I put it back together this morning and it work great. Car started, idle, progress from idle to run fine. I was able to test drive the car for the first time. It ran good. No more flooding. It gave a few drops from the horns when I shut it down. Thank you for your guidance and expert help. I will continue to tune as I test drive.
I took a test drive and what I thought was a rattle is carb spitting and coughing. If I easy off the gas it goes away and if I try to accelerate the rattle and beat the band noise comes back. It sounds like a loose exhaust pipe beating the car from underneath. What you think?
I adjusted the mixture screws from a half turn out to one whole turn out. The car accelerate more freely with less spitting and knocking of the carb. Car idles smoothly and without any intervention. It struggles with load from acceleration and going up hills. I will continue to make small mixture screws adjustments to eliminated bogging of carb performance.
I have an IDA I'm putting on my new motor when it goes in. I poured through all the threads I could find here on RX7club.com until I found what worked best for the same 48IDA on a similar build as mine (engine size, port style, gearing, etc).
I can tell you the stock carb jetting is absolutely not right for your motor and you are in a crash-course of carb tuning. Google as much as you can on that carb (the Weber carb it is cloned from) and copy what worked for others with the same engine/exhaust as you. That will be an excellent baseline to start from. 100's of other rx7 owners have done the ground work for you already... find the threads and copy what worked for them. Fine tune from there.
This can be very frustrating but in the end it will make you a better (home) mechanic and give you that "I built it myself" satisfaction.

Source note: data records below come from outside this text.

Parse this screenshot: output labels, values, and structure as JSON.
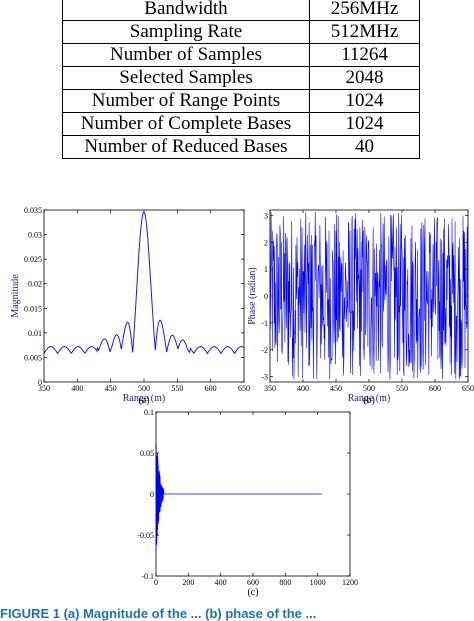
{
  "table": {
    "rows": [
      {
        "param": "Bandwidth",
        "value": "256MHz"
      },
      {
        "param": "Sampling Rate",
        "value": "512MHz"
      },
      {
        "param": "Number of Samples",
        "value": "11264"
      },
      {
        "param": "Selected Samples",
        "value": "2048"
      },
      {
        "param": "Number of Range Points",
        "value": "1024"
      },
      {
        "param": "Number of Complete Bases",
        "value": "1024"
      },
      {
        "param": "Number of Reduced Bases",
        "value": "40"
      }
    ]
  },
  "caption": "FIGURE 1  (a) Magnitude of the ... (b) phase of the ...",
  "colors": {
    "line": "#0000ff",
    "label": "#1a1aa6"
  },
  "chart_data": [
    {
      "type": "line",
      "sublabel": "(a)",
      "xlabel": "Range (m)",
      "ylabel": "Magnitude",
      "xlim": [
        350,
        650
      ],
      "ylim": [
        0,
        0.035
      ],
      "xticks": [
        350,
        400,
        450,
        500,
        550,
        600,
        650
      ],
      "yticks": [
        0,
        0.005,
        0.01,
        0.015,
        0.02,
        0.025,
        0.03,
        0.035
      ],
      "ytick_labels": [
        "0",
        "0.005",
        "0.01",
        "0.015",
        "0.02",
        "0.025",
        "0.03",
        "0.035"
      ],
      "series": [
        {
          "x": [
            350,
            400,
            460,
            500,
            540,
            580,
            650
          ],
          "y": [
            0.0065,
            0.007,
            0.028,
            0.0335,
            0.0195,
            0.008,
            0.0065
          ]
        }
      ]
    },
    {
      "type": "line",
      "sublabel": "(b)",
      "xlabel": "Range (m)",
      "ylabel": "Phase (radian)",
      "xlim": [
        350,
        650
      ],
      "ylim": [
        -3.2,
        3.2
      ],
      "xticks": [
        350,
        400,
        450,
        500,
        550,
        600,
        650
      ],
      "yticks": [
        -3,
        -2,
        -1,
        0,
        1,
        2,
        3
      ],
      "ytick_labels": [
        "-3",
        "-2",
        "-1",
        "0",
        "1",
        "2",
        "3"
      ],
      "series": [
        {
          "x": [
            350,
            650
          ],
          "y": [
            -3.14,
            3.14
          ]
        }
      ]
    },
    {
      "type": "line",
      "sublabel": "(c)",
      "xlabel": "",
      "ylabel": "",
      "xlim": [
        0,
        1200
      ],
      "ylim": [
        -0.1,
        0.1
      ],
      "xticks": [
        0,
        200,
        400,
        600,
        800,
        1000,
        1200
      ],
      "yticks": [
        -0.1,
        -0.05,
        0,
        0.05,
        0.1
      ],
      "ytick_labels": [
        "-0.1",
        "-0.05",
        "0",
        "0.05",
        "0.1"
      ],
      "series": [
        {
          "x": [
            0,
            40,
            1024
          ],
          "y": [
            0.075,
            -0.08,
            0
          ]
        }
      ]
    }
  ]
}
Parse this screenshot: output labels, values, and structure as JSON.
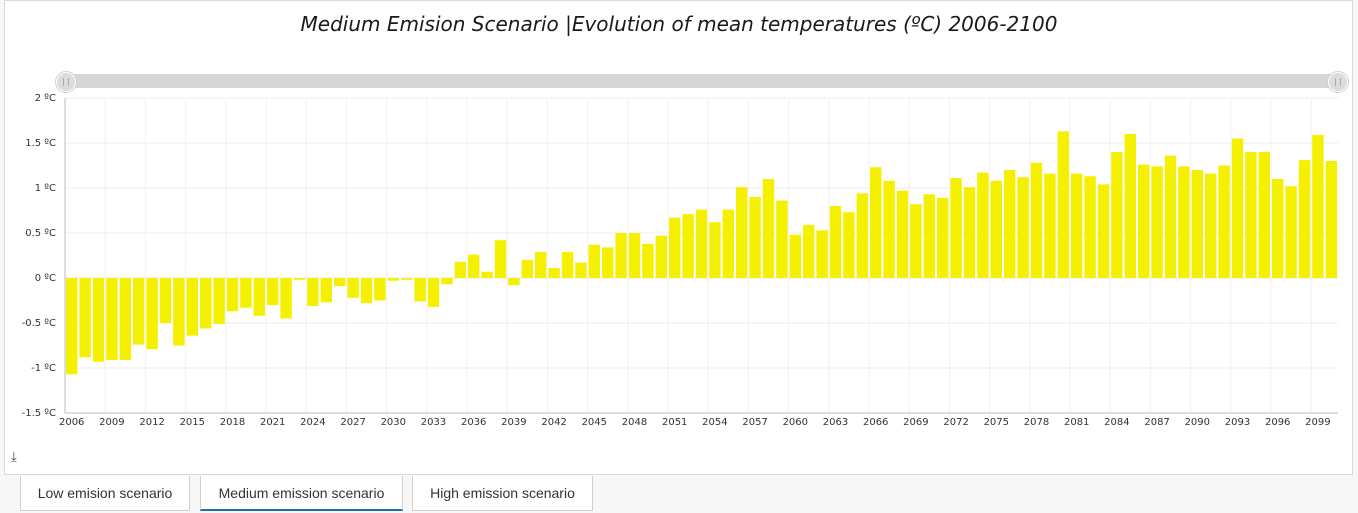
{
  "tabs": [
    {
      "label": "Low emision scenario",
      "active": false
    },
    {
      "label": "Medium emission scenario",
      "active": true
    },
    {
      "label": "High emission scenario",
      "active": false
    }
  ],
  "download_icon": "download-icon",
  "chart_data": {
    "type": "bar",
    "title": "Medium Emision Scenario |Evolution of mean temperatures (ºC) 2006-2100",
    "xlabel": "",
    "ylabel": "",
    "ylim": [
      -1.5,
      2
    ],
    "y_ticks": [
      "2 ºC",
      "1.5 ºC",
      "1 ºC",
      "0.5 ºC",
      "0 ºC",
      "-0.5 ºC",
      "-1 ºC",
      "-1.5 ºC"
    ],
    "y_tick_values": [
      2,
      1.5,
      1,
      0.5,
      0,
      -0.5,
      -1,
      -1.5
    ],
    "x_tick_labels": [
      "2006",
      "2009",
      "2012",
      "2015",
      "2018",
      "2021",
      "2024",
      "2027",
      "2030",
      "2033",
      "2036",
      "2039",
      "2042",
      "2045",
      "2048",
      "2051",
      "2054",
      "2057",
      "2060",
      "2063",
      "2066",
      "2069",
      "2072",
      "2075",
      "2078",
      "2081",
      "2084",
      "2087",
      "2090",
      "2093",
      "2096",
      "2099"
    ],
    "grid": true,
    "bar_color": "#f5ef00",
    "categories": [
      2006,
      2007,
      2008,
      2009,
      2010,
      2011,
      2012,
      2013,
      2014,
      2015,
      2016,
      2017,
      2018,
      2019,
      2020,
      2021,
      2022,
      2023,
      2024,
      2025,
      2026,
      2027,
      2028,
      2029,
      2030,
      2031,
      2032,
      2033,
      2034,
      2035,
      2036,
      2037,
      2038,
      2039,
      2040,
      2041,
      2042,
      2043,
      2044,
      2045,
      2046,
      2047,
      2048,
      2049,
      2050,
      2051,
      2052,
      2053,
      2054,
      2055,
      2056,
      2057,
      2058,
      2059,
      2060,
      2061,
      2062,
      2063,
      2064,
      2065,
      2066,
      2067,
      2068,
      2069,
      2070,
      2071,
      2072,
      2073,
      2074,
      2075,
      2076,
      2077,
      2078,
      2079,
      2080,
      2081,
      2082,
      2083,
      2084,
      2085,
      2086,
      2087,
      2088,
      2089,
      2090,
      2091,
      2092,
      2093,
      2094,
      2095,
      2096,
      2097,
      2098,
      2099,
      2100
    ],
    "values": [
      -1.07,
      -0.88,
      -0.93,
      -0.91,
      -0.91,
      -0.74,
      -0.79,
      -0.5,
      -0.75,
      -0.64,
      -0.56,
      -0.51,
      -0.37,
      -0.33,
      -0.42,
      -0.3,
      -0.45,
      -0.02,
      -0.31,
      -0.27,
      -0.09,
      -0.22,
      -0.28,
      -0.25,
      -0.03,
      -0.02,
      -0.26,
      -0.32,
      -0.07,
      0.18,
      0.26,
      0.07,
      0.42,
      -0.08,
      0.2,
      0.29,
      0.11,
      0.29,
      0.17,
      0.37,
      0.34,
      0.5,
      0.5,
      0.38,
      0.47,
      0.67,
      0.71,
      0.76,
      0.62,
      0.76,
      1.01,
      0.9,
      1.1,
      0.86,
      0.48,
      0.59,
      0.53,
      0.8,
      0.73,
      0.94,
      1.23,
      1.08,
      0.97,
      0.82,
      0.93,
      0.89,
      1.11,
      1.01,
      1.17,
      1.08,
      1.2,
      1.12,
      1.28,
      1.16,
      1.63,
      1.16,
      1.13,
      1.04,
      1.4,
      1.6,
      1.26,
      1.24,
      1.36,
      1.24,
      1.2,
      1.16,
      1.25,
      1.55,
      1.4,
      1.4,
      1.1,
      1.02,
      1.31,
      1.59,
      1.3
    ]
  }
}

I can tell you the stock carb jetting is absolutely not right for your motor and you are in a crash-course of carb tuning. Google as much as you can on that carb (the Weber carb it is cloned from) and copy what worked for others with the same engine/exhaust as you. That will be an excellent baseline to start from. 100's of other rx7 owners have done the ground work for you already... find the threads and copy what worked for them. Fine tune from there.
This can be very frustrating but in the end it will make you a better (home) mechanic and give you that "I built it myself" satisfaction.